Using grammar1, build a chart parser. (Example shown in 8.1.2 Ubiquitous ambiguity.)
Using the parser, parse the sentences s6 -- s11. If your grammar1 is built correctly to cover all of the sentences, the parser should successfully parse all of them.

PART B: Refine your Grammar [20 points]
In this part, you will be updating the grammar and the parser you built in PART A.

Examine the parser output from PART A. Is any of the sentences ambiguous, that is, has more than one parse? Pick an example and provide an explanation.
Have your parser parse this new sentence. It is covered by the grammar, therefore the parser should be able to handle it:
(s12) Lisa and her friends told Marge that Homer punched the bully in the bar

Come up with a sentence of your own that's covered by grammar1 and have the parser parse it. Are you satisfied with the result?
Let's revisit our first three sentences from Exercise 10:
(s1) Marge will make a ham sandwich
(s2) will Marge make a ham sandwich
(s3) Homer ate the donut on the table
As it is, your grammar1 does not cover them. But we can extend it with the CF rules from the three sentences' trees. Follow the steps below.

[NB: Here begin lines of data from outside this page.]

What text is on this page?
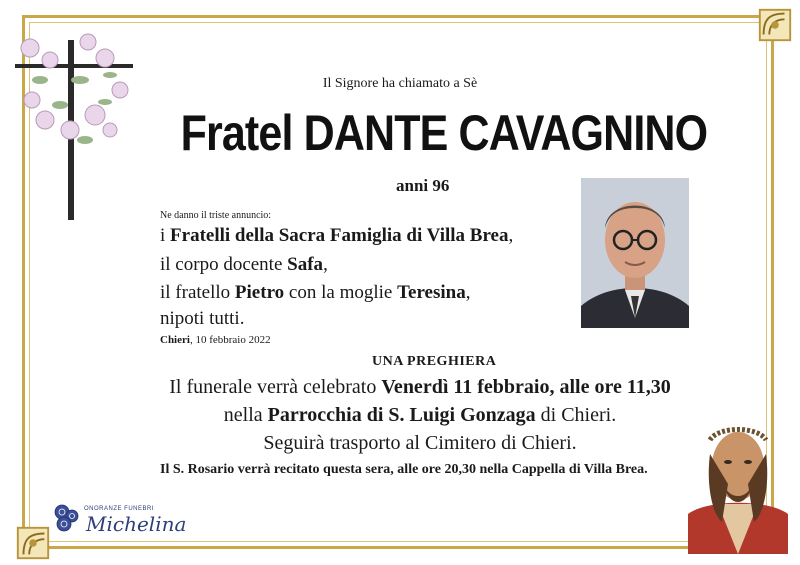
Il Signore ha chiamato a Sè
Fratel DANTE CAVAGNINO
anni 96
Ne danno il triste annuncio:
i Fratelli della Sacra Famiglia di Villa Brea,
il corpo docente Safa,
il fratello Pietro con la moglie Teresina,
nipoti tutti.
Chieri, 10 febbraio 2022
UNA PREGHIERA
Il funerale verrà celebrato Venerdì 11 febbraio, alle ore 11,30
nella Parrocchia di S. Luigi Gonzaga di Chieri.
Seguirà trasporto al Cimitero di Chieri.
Il S. Rosario verrà recitato questa sera, alle ore 20,30 nella Cappella di Villa Brea.
ONORANZE FUNEBRI
Michelina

From the three sentence trees, create a list of all production rules in them. Turn it into a set, which removes all duplicates. (Hint: use set().)
From it, create a new list called more_rules, which consists of CF rules from the three trees *that are not already in grammar1*.
Add the additional rules to your grammar1's production rules, using the .extend() method.
And then, you have to re-initialize the grammar using the extended production rules (highlighted part). An illustration:

>>> print(grammar3) Grammar with 5 productions (start state = S) S -> NP VP NP -> N VP -> V N -> 'Homer' V -> 'sleeps' >>> more_rules [V -> 'sings', V -> 'drinks'] >>> grammar3.productions().extend(more_rules) >>> grammar3 = nltk.grammar.CFG(grammar3.start(), grammar3.productions()) >>> print(grammar3) Grammar with 7 productions (start state = S) S -> NP VP NP -> N VP -> V N -> 'Homer' V -> 'sleeps' V -> 'sings' V -> 'drinks' >>>

Now, rebuild your chart parser with the updated grammar1. And try parsing the three sentences. It should successfully parse them.

Try parsing another sentence of your own that's covered by the newly extended grammar1. Are you satisfied with the result?
As the final step, pickle your grammar1 as hw8_grammar.pkl.

SUBMIT:

Your complete Python script for PART A and B.
Your Python script output, i.e., a saved IDLE shell session.
Your pickled file containing grammar1.